Kurds claim Kirkuk is an essential part of Kurdistan and insist that its demography has been changed in recent decades largely as a result of ethnic cleansing campaigns implemented by previous Iraqi regimes. They claim that the majority of the city's population was Kurdish and Turkomens while Arabs began to settle in the region only after Iraq's independence from the Ottoman Empire following World War I. They also say that after the 1968 coup that brought to power the Iraqi Baath Party, it seized upon an already existing Arab domination of Kirkuk and strengthened it. After the US-led war that toppled Saddam Hussein, Kurds worked hard and fast to bring Kirkuk into their fold.

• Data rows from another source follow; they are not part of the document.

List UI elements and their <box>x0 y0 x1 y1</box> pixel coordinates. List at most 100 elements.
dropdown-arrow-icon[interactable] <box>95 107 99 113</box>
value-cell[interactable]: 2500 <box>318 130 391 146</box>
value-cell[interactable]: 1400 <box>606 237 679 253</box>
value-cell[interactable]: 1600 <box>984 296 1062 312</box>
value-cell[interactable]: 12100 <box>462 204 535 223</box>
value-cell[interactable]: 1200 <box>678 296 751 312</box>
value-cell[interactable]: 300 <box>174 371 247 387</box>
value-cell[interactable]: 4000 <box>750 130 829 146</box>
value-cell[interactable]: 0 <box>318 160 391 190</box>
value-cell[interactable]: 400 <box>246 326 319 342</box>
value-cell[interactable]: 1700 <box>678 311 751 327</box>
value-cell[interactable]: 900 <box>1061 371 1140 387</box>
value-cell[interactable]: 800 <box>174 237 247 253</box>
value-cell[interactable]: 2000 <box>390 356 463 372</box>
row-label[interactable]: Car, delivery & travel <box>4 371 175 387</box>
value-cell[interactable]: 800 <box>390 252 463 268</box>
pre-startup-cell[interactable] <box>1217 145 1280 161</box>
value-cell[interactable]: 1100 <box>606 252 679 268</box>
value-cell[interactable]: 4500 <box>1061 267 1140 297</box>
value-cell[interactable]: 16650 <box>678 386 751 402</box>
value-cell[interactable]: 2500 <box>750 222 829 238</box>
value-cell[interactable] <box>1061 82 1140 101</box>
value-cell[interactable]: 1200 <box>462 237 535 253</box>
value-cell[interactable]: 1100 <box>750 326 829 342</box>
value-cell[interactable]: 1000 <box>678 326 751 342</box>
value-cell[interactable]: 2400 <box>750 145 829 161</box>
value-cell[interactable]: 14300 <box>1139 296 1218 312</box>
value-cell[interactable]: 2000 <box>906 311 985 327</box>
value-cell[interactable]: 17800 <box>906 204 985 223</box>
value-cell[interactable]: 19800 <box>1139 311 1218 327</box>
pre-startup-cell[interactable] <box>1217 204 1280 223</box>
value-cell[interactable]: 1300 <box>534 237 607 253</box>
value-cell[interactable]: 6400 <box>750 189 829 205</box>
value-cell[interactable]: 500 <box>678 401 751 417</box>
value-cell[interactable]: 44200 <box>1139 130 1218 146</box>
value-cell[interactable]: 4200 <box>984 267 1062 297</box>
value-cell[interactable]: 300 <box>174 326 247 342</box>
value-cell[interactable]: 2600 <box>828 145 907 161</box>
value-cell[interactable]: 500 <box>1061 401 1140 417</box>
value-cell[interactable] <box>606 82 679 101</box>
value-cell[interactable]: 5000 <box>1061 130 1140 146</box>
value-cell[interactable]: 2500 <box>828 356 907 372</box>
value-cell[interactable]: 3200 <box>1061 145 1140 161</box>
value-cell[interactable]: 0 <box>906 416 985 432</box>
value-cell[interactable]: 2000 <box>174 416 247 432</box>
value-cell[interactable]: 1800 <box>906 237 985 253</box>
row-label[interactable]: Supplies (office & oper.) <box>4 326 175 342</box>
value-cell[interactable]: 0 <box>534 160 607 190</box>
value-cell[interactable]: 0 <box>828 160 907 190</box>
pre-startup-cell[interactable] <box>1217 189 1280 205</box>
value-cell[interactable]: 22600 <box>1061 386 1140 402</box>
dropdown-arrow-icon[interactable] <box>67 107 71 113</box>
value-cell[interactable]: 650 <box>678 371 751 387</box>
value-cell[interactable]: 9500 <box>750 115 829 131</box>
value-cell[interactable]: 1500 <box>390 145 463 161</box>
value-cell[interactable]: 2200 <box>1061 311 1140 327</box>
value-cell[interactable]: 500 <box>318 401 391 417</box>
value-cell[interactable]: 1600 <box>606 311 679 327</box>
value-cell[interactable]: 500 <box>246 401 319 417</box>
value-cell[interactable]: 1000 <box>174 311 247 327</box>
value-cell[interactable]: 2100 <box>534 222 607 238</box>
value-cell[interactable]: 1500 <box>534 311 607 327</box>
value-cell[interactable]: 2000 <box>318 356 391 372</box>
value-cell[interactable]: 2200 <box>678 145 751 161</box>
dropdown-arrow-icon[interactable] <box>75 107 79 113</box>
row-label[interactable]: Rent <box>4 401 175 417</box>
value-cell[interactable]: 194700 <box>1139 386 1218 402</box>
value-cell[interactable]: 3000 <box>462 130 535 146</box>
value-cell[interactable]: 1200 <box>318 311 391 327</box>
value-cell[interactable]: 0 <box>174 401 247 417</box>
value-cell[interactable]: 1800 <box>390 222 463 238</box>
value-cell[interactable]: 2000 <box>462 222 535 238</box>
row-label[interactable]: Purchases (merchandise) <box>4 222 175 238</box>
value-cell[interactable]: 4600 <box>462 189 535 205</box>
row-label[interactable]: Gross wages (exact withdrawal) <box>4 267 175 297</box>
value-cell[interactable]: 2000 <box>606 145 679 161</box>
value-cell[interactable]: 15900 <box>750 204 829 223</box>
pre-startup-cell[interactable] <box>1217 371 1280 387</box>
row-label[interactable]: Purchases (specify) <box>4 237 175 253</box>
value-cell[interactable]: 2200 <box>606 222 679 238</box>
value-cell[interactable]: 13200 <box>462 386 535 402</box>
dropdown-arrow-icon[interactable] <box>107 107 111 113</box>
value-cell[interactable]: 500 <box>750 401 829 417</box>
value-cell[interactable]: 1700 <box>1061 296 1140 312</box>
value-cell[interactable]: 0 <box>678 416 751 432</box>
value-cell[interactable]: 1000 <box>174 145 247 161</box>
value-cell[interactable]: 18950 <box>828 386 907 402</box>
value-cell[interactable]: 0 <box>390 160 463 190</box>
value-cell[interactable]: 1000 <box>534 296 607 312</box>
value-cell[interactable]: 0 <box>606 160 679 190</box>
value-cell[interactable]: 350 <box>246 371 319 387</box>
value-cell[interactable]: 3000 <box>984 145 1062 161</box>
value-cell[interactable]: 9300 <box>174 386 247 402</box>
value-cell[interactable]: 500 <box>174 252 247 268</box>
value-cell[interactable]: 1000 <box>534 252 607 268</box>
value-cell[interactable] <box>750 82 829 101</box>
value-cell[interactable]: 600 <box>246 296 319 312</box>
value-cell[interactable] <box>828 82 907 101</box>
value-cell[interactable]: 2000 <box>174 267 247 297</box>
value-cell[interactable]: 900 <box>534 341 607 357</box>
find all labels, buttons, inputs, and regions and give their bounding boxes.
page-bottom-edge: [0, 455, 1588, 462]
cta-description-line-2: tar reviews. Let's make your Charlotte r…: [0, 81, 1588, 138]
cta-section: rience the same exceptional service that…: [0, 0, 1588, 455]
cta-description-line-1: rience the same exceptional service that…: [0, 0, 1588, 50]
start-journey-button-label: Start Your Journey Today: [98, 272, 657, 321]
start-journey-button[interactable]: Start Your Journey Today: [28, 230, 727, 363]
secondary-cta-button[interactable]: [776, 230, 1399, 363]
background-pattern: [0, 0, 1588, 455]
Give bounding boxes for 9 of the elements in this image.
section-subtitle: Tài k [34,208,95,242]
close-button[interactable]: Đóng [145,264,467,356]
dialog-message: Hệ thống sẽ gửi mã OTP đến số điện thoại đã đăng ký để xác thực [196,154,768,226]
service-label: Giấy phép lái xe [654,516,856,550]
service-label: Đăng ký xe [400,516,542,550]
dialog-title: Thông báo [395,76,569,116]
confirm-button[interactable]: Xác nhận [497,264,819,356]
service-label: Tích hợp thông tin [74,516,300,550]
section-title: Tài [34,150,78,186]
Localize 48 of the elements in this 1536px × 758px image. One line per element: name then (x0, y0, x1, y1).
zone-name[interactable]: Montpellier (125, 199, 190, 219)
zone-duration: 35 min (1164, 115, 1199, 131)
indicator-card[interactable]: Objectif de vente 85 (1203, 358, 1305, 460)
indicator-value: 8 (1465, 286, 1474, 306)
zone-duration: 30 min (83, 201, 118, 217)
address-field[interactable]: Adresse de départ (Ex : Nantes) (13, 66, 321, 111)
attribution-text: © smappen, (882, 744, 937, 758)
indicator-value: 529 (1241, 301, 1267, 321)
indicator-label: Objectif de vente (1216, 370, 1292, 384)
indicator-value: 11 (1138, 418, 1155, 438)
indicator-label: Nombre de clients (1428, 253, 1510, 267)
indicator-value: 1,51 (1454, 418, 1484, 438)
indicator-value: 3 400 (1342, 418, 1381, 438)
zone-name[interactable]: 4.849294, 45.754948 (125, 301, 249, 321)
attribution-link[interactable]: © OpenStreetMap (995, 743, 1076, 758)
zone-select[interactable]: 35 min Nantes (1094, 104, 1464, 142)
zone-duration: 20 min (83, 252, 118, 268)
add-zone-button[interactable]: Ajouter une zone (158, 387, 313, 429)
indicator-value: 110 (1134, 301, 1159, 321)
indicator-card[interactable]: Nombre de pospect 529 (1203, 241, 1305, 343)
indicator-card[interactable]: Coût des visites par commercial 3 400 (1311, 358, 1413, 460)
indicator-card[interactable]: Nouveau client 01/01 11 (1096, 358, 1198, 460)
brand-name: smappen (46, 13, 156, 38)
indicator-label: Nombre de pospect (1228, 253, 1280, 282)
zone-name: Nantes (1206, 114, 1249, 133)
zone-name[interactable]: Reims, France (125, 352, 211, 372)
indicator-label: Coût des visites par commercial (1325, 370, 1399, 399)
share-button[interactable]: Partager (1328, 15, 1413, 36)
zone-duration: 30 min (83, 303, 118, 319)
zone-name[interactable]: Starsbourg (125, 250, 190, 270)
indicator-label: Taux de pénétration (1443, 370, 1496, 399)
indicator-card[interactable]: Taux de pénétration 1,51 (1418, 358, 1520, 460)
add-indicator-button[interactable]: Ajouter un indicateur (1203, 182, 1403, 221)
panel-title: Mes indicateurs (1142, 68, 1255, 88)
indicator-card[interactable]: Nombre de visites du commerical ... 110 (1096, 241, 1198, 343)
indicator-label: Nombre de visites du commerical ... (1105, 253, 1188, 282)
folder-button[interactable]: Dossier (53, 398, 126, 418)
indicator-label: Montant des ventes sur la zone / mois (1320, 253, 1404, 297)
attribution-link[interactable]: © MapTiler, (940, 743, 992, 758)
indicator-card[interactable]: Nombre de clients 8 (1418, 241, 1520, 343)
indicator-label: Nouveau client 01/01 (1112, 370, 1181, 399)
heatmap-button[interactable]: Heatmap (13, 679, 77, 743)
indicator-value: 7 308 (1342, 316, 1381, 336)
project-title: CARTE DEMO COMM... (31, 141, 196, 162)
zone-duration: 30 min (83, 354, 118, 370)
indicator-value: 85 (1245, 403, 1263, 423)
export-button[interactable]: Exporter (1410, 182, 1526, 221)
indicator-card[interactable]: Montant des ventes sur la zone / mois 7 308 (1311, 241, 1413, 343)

The current crisis goes back to Article 58 of the transitional administrative law (TAL) of 8 March 2004, enacted by the occupation administration led by Paul Bremer. That article, which called for a series of expeditious measures, including a referendum on whether Kirkuk should be part of Kurdistan, was later enshrined in the Iraqi constitution itself based on the TAL. Under Article 140 of the constitution, the Baghdad government was charged to undertake three key steps in Kirkuk: namely, normalisation, a population census, and a referendum to determine the future of the city to be held no later than 30 December 2007.

Although the Kurds pressed the federal government hard to implement Article 140, the parties failed to agree unanimously on a set of recommendations as Arabs and Turkomens accused Kurdish parties of intimidating them, grabbing their land, and expelling them from their places of residence while bringing hundreds of thousands of Kurds from other locales to settle in the city and surrounding towns and villages. Later Arab and Turkomen representatives claimed that Article 140 had become obsolete after its deadline had passed.

Complaints among Kurds about the slow pace of normalisation and the failure to prepare for the referendum led to accusations against the government that it had reneged on the agreement, violated the constitution and encouraged Arab and Turkomen defiance in the city. When the parties reached the point of deciding a new provincial elections law in July, the situation had become so inflammatory that no one could display flexibility for fear of being seen as giving in to the other's demands.

With the dispute over Kirkuk still unsettled and the parliament having recessed for the summer without passing amendments demanded by Kurds, it remains to be seen if the parties will be able to patch their differences in order to allow local elections scheduled for 1 October to go ahead.

The UN has reportedly proposed a year-long freeze on issues related to Kirkuk in order to allow elections to go ahead as scheduled in Iraq's 17 other provinces. This proposal has been rejected by various Arab and Turkomen factions who want to press ahead with elections under the new law. Kurds are sceptical that these factions are trying to out- manoeuvre their coalition with the main Shia bloc and illicit support from Arab and Turkish governments to torpedo their efforts to gain control over the city.

With all sides dug in, it seems difficult to foresee a way out of this dismal tangle. Yet all sides will lose if they pursue single-mindedly ethnic and sectarian agendas that offer no peaceful solution. It is a good sign that all sides seem to agree on the need for dialogue, but unless a deliberative consensus-based solution is reached the trouble in "little Iraq" could prove explosive for the country as a whole.